COVID-19 testing has been extended to anyone in Alberta, even if they have not experienced symptoms.
“We have the capacity to do more, and in preparation of Stage 2 of our relaunch, now is an opportune time to expand testing to get a full understanding of the presence of COVID-19 in our population,” said Dr. Deena Hinshaw, Alberta’s chief medical officer of health.
“This will help provide data to further understand the impacts of moving to Stage 2 of Alberta’s relaunch strategy.
“Expanded testing might also help us understand where there might be undetected positive cases, and therefore, prevent further spread of the virus.”
The province’s daily volume of testing has ranged from 2,000 to 4,000 people per day over the past couple of weeks, said Hinshaw.
Anyone who is worried they were exposed to COVID-19, even if they are feeling well and aren’t showing symptoms, is encouraged to book an appointment online.

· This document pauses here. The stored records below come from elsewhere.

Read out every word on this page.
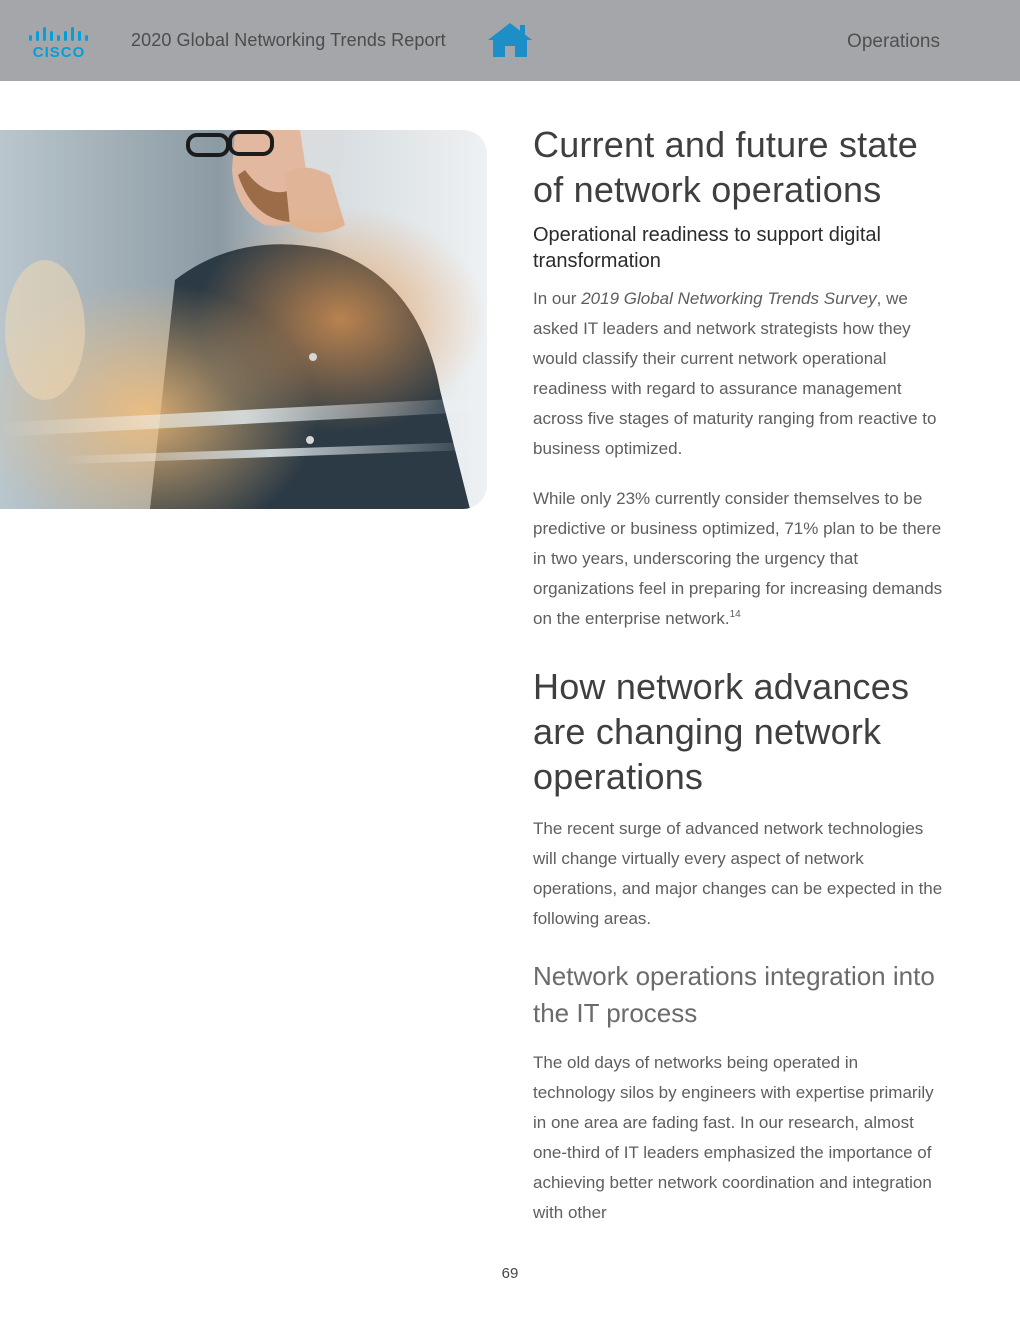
CISCO
2020 Global Networking Trends Report	Operations
Current and future state of network operations
Operational readiness to support digital transformation

In our 2019 Global Networking Trends Survey, we asked IT leaders and network strategists how they would classify their current network operational readiness with regard to assurance management across five stages of maturity ranging from reactive to business optimized.

While only 23% currently consider themselves to be predictive or business optimized, 71% plan to be there in two years, underscoring the urgency that organizations feel in preparing for increasing demands on the enterprise network.$^{14}$

How network advances are changing network operations

The recent surge of advanced network technologies will change virtually every aspect of network operations, and major changes can be expected in the following areas.

Network operations integration into the IT process

The old days of networks being operated in technology silos by engineers with expertise primarily in one area are fading fast. In our research, almost one-third of IT leaders emphasized the importance of achieving better network coordination and integration with other

69
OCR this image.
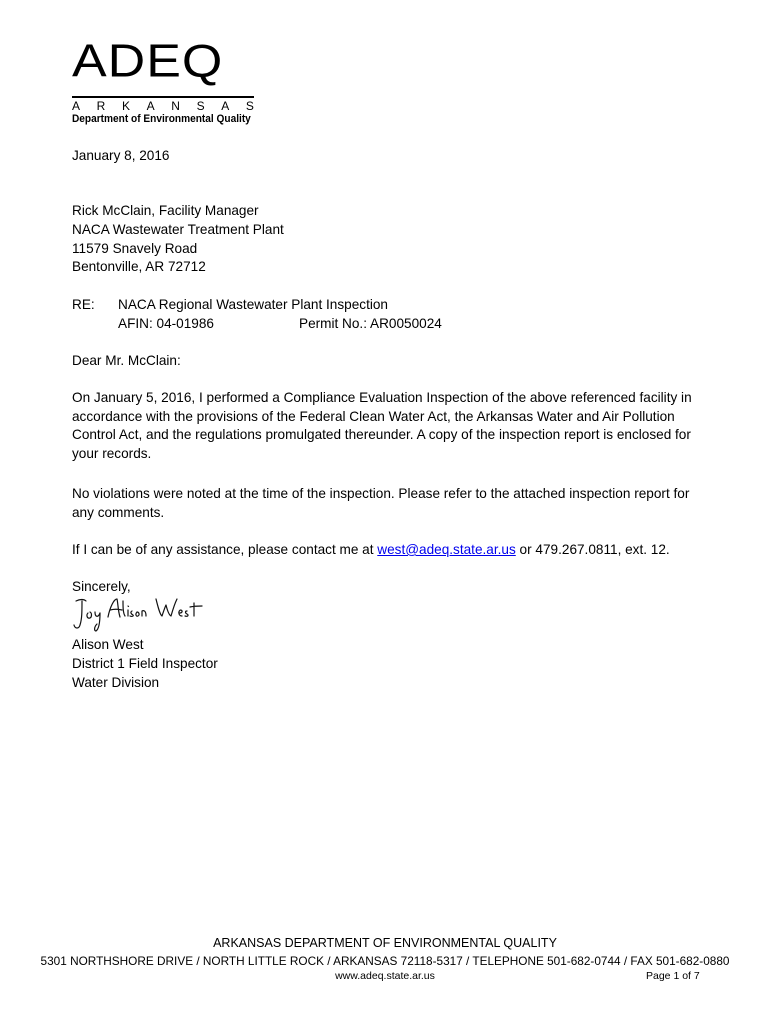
ADEQ
A R K A N S A S
Department of Environmental Quality
January 8, 2016
Rick McClain, Facility Manager
NACA Wastewater Treatment Plant
11579 Snavely Road
Bentonville, AR 72712
RE: NACA Regional Wastewater Plant Inspection
AFIN: 04-01986	Permit No.: AR0050024
Dear Mr. McClain:
On January 5, 2016, I performed a Compliance Evaluation Inspection of the above referenced facility in accordance with the provisions of the Federal Clean Water Act, the Arkansas Water and Air Pollution Control Act, and the regulations promulgated thereunder. A copy of the inspection report is enclosed for your records.
No violations were noted at the time of the inspection. Please refer to the attached inspection report for any comments.
If I can be of any assistance, please contact me at west@adeq.state.ar.us or 479.267.0811, ext. 12.
Sincerely,
Alison West
District 1 Field Inspector
Water Division
ARKANSAS DEPARTMENT OF ENVIRONMENTAL QUALITY
5301 NORTHSHORE DRIVE / NORTH LITTLE ROCK / ARKANSAS 72118-5317 / TELEPHONE 501-682-0744 / FAX 501-682-0880
www.adeq.state.ar.us	Page 1 of 7
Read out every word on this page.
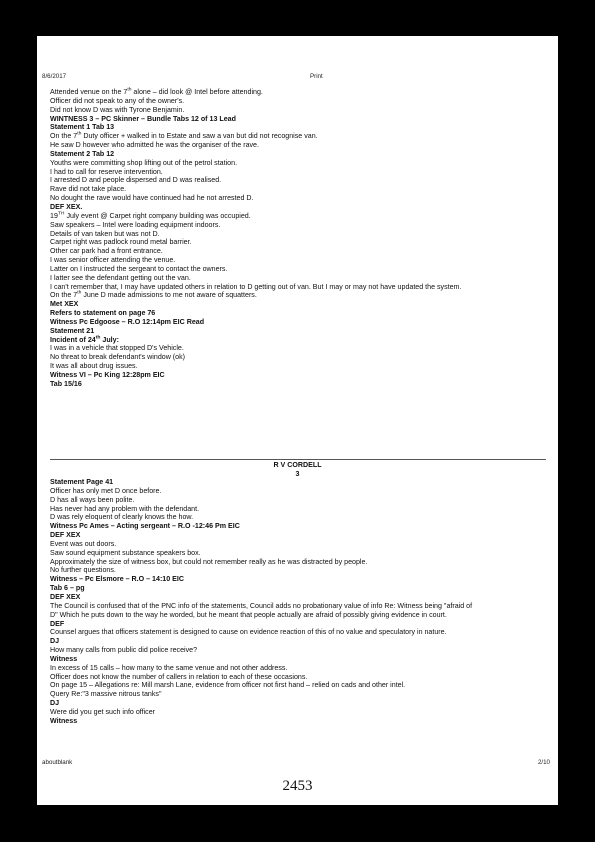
8/6/2017	Print
Attended venue on the 7th alone – did look @ Intel before attending.
Officer did not speak to any of the owner's.
Did not know D was with Tyrone Benjamin.
WINTNESS 3 – PC Skinner – Bundle Tabs 12 of 13 Lead
Statement 1 Tab 13
On the 7th Duty officer + walked in to Estate and saw a van but did not recognise van.
He saw D however who admitted he was the organiser of the rave.
Statement 2 Tab 12
Youths were committing shop lifting out of the petrol station.
I had to call for reserve intervention.
I arrested D and people dispersed and D was realised.
Rave did not take place.
No dought the rave would have continued had he not arrested D.
DEF XEX.
19TH July event @ Carpet right company building was occupied.
Saw speakers – Intel were loading equipment indoors.
Details of van taken but was not D.
Carpet right was padlock round metal barrier.
Other car park had a front entrance.
I was senior officer attending the venue.
Latter on I instructed the sergeant to contact the owners.
I latter see the defendant getting out the van.
I can't remember that, I may have updated others in relation to D getting out of van. But I may or may not have updated the system.
On the 7th June D made admissions to me not aware of squatters.
Met XEX
Refers to statement on page 76
Witness Pc Edgoose – R.O 12:14pm EIC Read
Statement 21
Incident of 24th July:
I was in a vehicle that stopped D's Vehicle.
No threat to break defendant's window (ok)
It was all about drug issues.
Witness VI – Pc King 12:28pm EIC
Tab 15/16
R V CORDELL
3
Statement Page 41
Officer has only met D once before.
D has all ways been polite.
Has never had any problem with the defendant.
D was rely eloquent of clearly knows the how.
Witness Pc Ames – Acting sergeant – R.O -12:46 Pm EIC
DEF XEX
Event was out doors.
Saw sound equipment substance speakers box.
Approximately the size of witness box, but could not remember really as he was distracted by people.
No further questions.
Witness – Pc Elsmore – R.O – 14:10 EIC
Tab 6 – pg
DEF XEX
The Council is confused that of the PNC info of the statements, Council adds no probationary value of info Re: Witness being "afraid of
D" Which he puts down to the way he worded, but he meant that people actually are afraid of possibly giving evidence in court.
DEF
Counsel argues that officers statement is designed to cause on evidence reaction of this of no value and speculatory in nature.
DJ
How many calls from public did police receive?
Witness
In excess of 15 calls – how many to the same venue and not other address.
Officer does not know the number of callers in relation to each of these occasions.
On page 15 – Allegations re: Mill marsh Lane, evidence from officer not first hand – relied on cads and other intel.
Query Re:"3 massive nitrous tanks"
DJ
Were did you get such info officer
Witness
aboutblank	2/10
2453
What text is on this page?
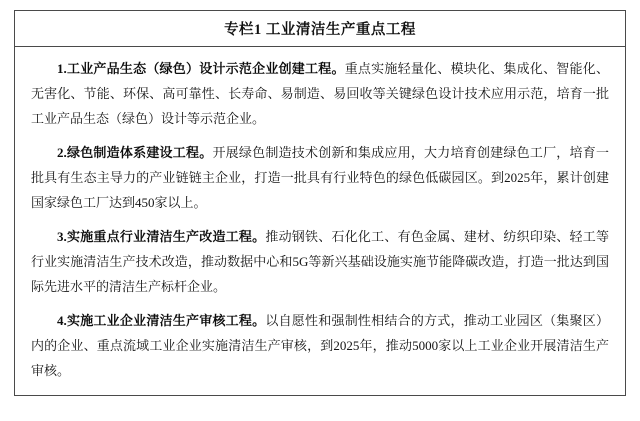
专栏1 工业清洁生产重点工程

1.工业产品生态（绿色）设计示范企业创建工程。重点实施轻量化、模块化、集成化、智能化、无害化、节能、环保、高可靠性、长寿命、易制造、易回收等关键绿色设计技术应用示范，培育一批工业产品生态（绿色）设计等示范企业。

2.绿色制造体系建设工程。开展绿色制造技术创新和集成应用，大力培育创建绿色工厂，培育一批具有生态主导力的产业链链主企业，打造一批具有行业特色的绿色低碳园区。到2025年，累计创建国家绿色工厂达到450家以上。

3.实施重点行业清洁生产改造工程。推动钢铁、石化化工、有色金属、建材、纺织印染、轻工等行业实施清洁生产技术改造，推动数据中心和5G等新兴基础设施实施节能降碳改造，打造一批达到国际先进水平的清洁生产标杆企业。

4.实施工业企业清洁生产审核工程。以自愿性和强制性相结合的方式，推动工业园区（集聚区）内的企业、重点流域工业企业实施清洁生产审核，到2025年，推动5000家以上工业企业开展清洁生产审核。
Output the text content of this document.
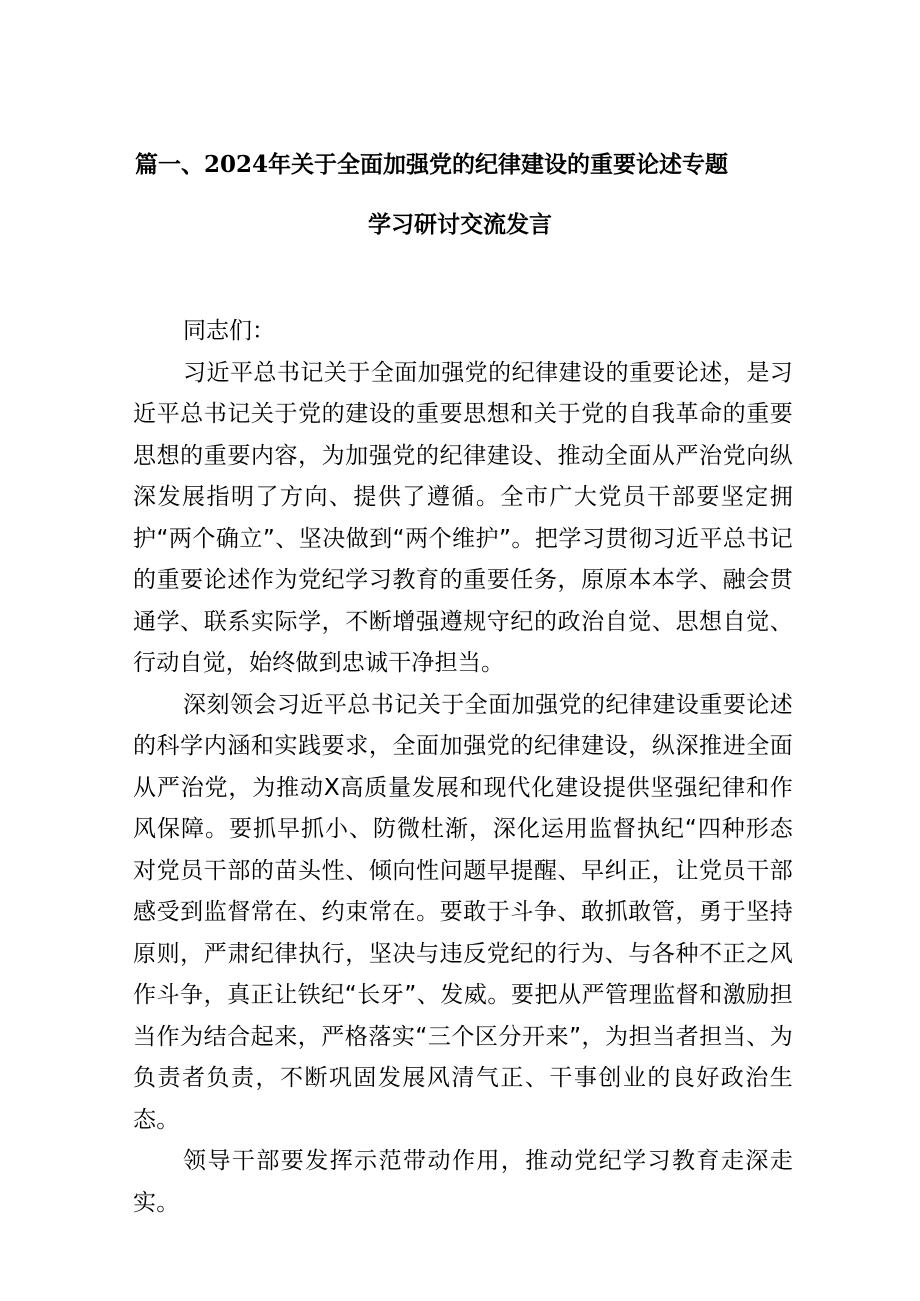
篇一、2024年关于全面加强党的纪律建设的重要论述专题
学习研讨交流发言

同志们：

习近平总书记关于全面加强党的纪律建设的重要论述，是习近平总书记关于党的建设的重要思想和关于党的自我革命的重要思想的重要内容，为加强党的纪律建设、推动全面从严治党向纵深发展指明了方向、提供了遵循。全市广大党员干部要坚定拥护“两个确立”、坚决做到“两个维护”。把学习贯彻习近平总书记的重要论述作为党纪学习教育的重要任务，原原本本学、融会贯通学、联系实际学，不断增强遵规守纪的政治自觉、思想自觉、行动自觉，始终做到忠诚干净担当。

深刻领会习近平总书记关于全面加强党的纪律建设重要论述的科学内涵和实践要求，全面加强党的纪律建设，纵深推进全面从严治党，为推动X高质量发展和现代化建设提供坚强纪律和作风保障。要抓早抓小、防微杜渐，深化运用监督执纪“四种形态对党员干部的苗头性、倾向性问题早提醒、早纠正，让党员干部感受到监督常在、约束常在。要敢于斗争、敢抓敢管，勇于坚持原则，严肃纪律执行，坚决与违反党纪的行为、与各种不正之风作斗争，真正让铁纪“长牙”、发威。要把从严管理监督和激励担当作为结合起来，严格落实“三个区分开来”，为担当者担当、为负责者负责，不断巩固发展风清气正、干事创业的良好政治生态。

领导干部要发挥示范带动作用，推动党纪学习教育走深走实。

“Everyone who wants a test will be able to access one, but priority will continue to be given to symptomatic individuals and close contacts of known COVID cases,” Hinshaw said.
The latest COVID-19 statistics were announced during a provincial government update Friday afternoon.
There are 22 new confirmed cases of the virus. Of the total confirmed cases, 612 are active, 6,218 have recovered and 143 have died.
Fifty-five people are currently hospitalized due to the virus – four of those individuals have been admitted into an intensive care unit. No new deaths were reported Friday.
The city of Red Deer remains at one active and 36 recovered cases, while Red Deer County has one active and 15 recovered.
The City of Lacombe, Clearwater County and Stettler County have two recovered cases each.
Lacombe County and Ponoka County both have three recovered cases. Mountain View County has nine recovered cases.
Hinshaw said organized sports events, games and leagues present a high risk of transmission and are not permitted in Stage 1 of the government’s relaunch.
“Non-contact outdoor activities can proceed with measures in place to limit the risk of transmission. Examples of such activities are running in physically distanced groups, singles tennis or badminton, or skateboarding,” said Hinshaw.
“Activities like soccer, football or martial arts are not permitted in Stage 1, unless organizers can modify practising the components of these activities to meet public health orders and physical distancing requirements, such as a focus on individual drills rather than team play.”